Further Biographical Context for Daniel François Cayotin
Daniel François Cayotin was born in 1947 and was predominantly influenced by the 1960s. Artistically, the decade began with the twin movements of Pop and Minimalism emerging alongside each other. On one hand, Pop championed the visual culture of the mainstream and mass media, and of products and consumerism. The work of art by artists like Andy Warhol, Roy Lichtenstein, Tom Wesselmann and Claes Oldenberg was inspired by the popular culture of the rapidly developing Capitalism of the United States, using things like advertising, comic books and ideas surrounding celebrity culture as their primary visual inspiration. A parallel movement was established on the West Coast in California - a strain that also related to language in art, and is viewed as the very first flowerings of conceptual art. Minimalism developed a formal language with no external references, predicated solely on line, colour and geometric form as key constituents of both painting and sculpture. The significant figures of Minimalism included Frank Stella, Donald Judd and Agnes Martin. Colour Field painting, as practiced by Morris Louis, Kenneth Noland and Helen Frankenthaler, further explored some of the expressive philosophies of Abstract Expressionism, but removed much of the rhetoric, instead approaching a more rule-based approach to surface and colour that associated this practice with Minimalism.

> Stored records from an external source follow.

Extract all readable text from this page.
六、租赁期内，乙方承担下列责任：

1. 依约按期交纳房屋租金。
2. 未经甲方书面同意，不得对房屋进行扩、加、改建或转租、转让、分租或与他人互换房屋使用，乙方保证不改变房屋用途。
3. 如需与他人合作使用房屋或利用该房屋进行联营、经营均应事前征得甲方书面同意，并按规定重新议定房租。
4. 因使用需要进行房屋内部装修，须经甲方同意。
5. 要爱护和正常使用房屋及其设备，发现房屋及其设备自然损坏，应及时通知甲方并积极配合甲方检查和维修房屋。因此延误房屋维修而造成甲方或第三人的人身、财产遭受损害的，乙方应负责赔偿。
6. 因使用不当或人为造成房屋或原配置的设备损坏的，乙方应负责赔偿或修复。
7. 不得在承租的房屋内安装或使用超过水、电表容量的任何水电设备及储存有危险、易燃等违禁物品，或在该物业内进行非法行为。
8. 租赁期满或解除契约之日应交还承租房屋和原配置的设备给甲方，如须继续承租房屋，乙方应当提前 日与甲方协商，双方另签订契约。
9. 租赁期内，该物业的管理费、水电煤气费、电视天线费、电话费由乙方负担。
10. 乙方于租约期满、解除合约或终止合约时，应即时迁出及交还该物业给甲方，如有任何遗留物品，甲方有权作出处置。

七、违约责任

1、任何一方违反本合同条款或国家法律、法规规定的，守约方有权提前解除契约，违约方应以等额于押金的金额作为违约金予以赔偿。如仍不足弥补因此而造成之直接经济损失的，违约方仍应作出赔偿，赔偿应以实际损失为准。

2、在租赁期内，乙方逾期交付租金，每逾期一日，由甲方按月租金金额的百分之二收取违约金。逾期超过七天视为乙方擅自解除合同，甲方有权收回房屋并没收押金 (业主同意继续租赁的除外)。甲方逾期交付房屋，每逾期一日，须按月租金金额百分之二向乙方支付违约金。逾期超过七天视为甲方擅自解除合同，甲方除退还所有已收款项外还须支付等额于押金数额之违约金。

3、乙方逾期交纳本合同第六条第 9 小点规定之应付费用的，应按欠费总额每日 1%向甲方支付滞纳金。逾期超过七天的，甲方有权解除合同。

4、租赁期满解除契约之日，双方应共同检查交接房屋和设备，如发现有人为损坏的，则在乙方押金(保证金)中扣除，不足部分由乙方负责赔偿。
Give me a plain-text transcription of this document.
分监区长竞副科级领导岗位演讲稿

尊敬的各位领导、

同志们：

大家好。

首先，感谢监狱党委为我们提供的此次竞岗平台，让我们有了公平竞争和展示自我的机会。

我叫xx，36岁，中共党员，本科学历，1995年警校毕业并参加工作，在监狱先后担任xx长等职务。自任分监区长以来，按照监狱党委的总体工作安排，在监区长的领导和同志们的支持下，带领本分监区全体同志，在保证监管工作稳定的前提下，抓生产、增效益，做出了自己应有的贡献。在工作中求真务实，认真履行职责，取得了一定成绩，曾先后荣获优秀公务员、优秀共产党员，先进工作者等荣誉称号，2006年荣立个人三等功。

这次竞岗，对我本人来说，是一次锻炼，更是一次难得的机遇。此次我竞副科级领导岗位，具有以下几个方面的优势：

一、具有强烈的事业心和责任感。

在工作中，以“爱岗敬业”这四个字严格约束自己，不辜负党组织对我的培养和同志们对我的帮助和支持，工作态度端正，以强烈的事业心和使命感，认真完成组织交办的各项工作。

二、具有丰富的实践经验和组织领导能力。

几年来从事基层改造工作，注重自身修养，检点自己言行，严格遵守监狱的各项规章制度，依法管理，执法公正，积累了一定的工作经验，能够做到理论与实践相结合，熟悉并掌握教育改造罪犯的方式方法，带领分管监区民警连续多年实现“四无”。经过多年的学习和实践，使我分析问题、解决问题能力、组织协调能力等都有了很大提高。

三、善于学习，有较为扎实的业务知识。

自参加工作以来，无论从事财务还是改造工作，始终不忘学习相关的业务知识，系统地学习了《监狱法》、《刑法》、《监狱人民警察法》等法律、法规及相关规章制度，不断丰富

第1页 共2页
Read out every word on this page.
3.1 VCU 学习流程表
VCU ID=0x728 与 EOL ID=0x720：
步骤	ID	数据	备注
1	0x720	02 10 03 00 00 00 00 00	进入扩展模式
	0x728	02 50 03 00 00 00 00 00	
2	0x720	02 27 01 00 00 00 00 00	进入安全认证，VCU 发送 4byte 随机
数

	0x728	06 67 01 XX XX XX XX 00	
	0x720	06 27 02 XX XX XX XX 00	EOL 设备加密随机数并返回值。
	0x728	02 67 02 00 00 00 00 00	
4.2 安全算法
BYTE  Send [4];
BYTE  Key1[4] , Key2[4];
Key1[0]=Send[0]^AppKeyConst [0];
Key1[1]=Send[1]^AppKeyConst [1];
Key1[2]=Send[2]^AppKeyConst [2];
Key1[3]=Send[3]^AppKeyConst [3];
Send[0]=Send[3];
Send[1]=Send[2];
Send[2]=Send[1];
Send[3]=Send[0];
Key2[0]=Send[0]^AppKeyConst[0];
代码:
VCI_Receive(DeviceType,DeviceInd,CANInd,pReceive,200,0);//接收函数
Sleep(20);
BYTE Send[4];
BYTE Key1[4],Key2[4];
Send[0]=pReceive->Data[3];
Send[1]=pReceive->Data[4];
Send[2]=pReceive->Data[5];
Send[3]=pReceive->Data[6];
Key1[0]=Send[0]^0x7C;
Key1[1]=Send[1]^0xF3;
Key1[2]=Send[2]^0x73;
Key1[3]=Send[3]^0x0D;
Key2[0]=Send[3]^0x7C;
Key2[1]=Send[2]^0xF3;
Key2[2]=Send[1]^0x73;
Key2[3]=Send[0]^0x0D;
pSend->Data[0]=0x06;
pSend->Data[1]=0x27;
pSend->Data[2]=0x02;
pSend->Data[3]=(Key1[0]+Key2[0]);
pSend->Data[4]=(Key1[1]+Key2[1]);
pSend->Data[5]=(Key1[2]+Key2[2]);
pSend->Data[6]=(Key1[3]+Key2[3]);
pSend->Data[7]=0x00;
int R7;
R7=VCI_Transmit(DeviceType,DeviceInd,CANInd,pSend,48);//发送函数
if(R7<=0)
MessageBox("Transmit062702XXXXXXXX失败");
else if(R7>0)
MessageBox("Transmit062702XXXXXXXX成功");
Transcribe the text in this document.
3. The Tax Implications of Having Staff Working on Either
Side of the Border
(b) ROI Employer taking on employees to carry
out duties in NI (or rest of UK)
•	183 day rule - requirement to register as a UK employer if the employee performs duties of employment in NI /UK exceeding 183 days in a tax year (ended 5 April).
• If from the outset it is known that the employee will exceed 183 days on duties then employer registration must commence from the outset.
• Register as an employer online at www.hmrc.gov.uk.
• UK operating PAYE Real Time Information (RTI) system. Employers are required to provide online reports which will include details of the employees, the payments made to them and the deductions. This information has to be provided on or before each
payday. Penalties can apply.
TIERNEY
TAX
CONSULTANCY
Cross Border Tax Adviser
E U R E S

Around the world a number of artistic movements echoed the artistic concerns of the above mentioned movements, often with regional specialties and nuance. In Italy, Lucio Fontana and Piero Manzoni developed Spatialism, and in Germany the Zero group under the leadership of Gunter Uecker adopted similar ideas. The influential school of Existentialist Philosophy was an important source of inspiration for artists, with artists like Francis Bacon and Alberto Giacometti becoming known worldwide for their idiosyncratic approaches to the human form and the angst related to the human condition.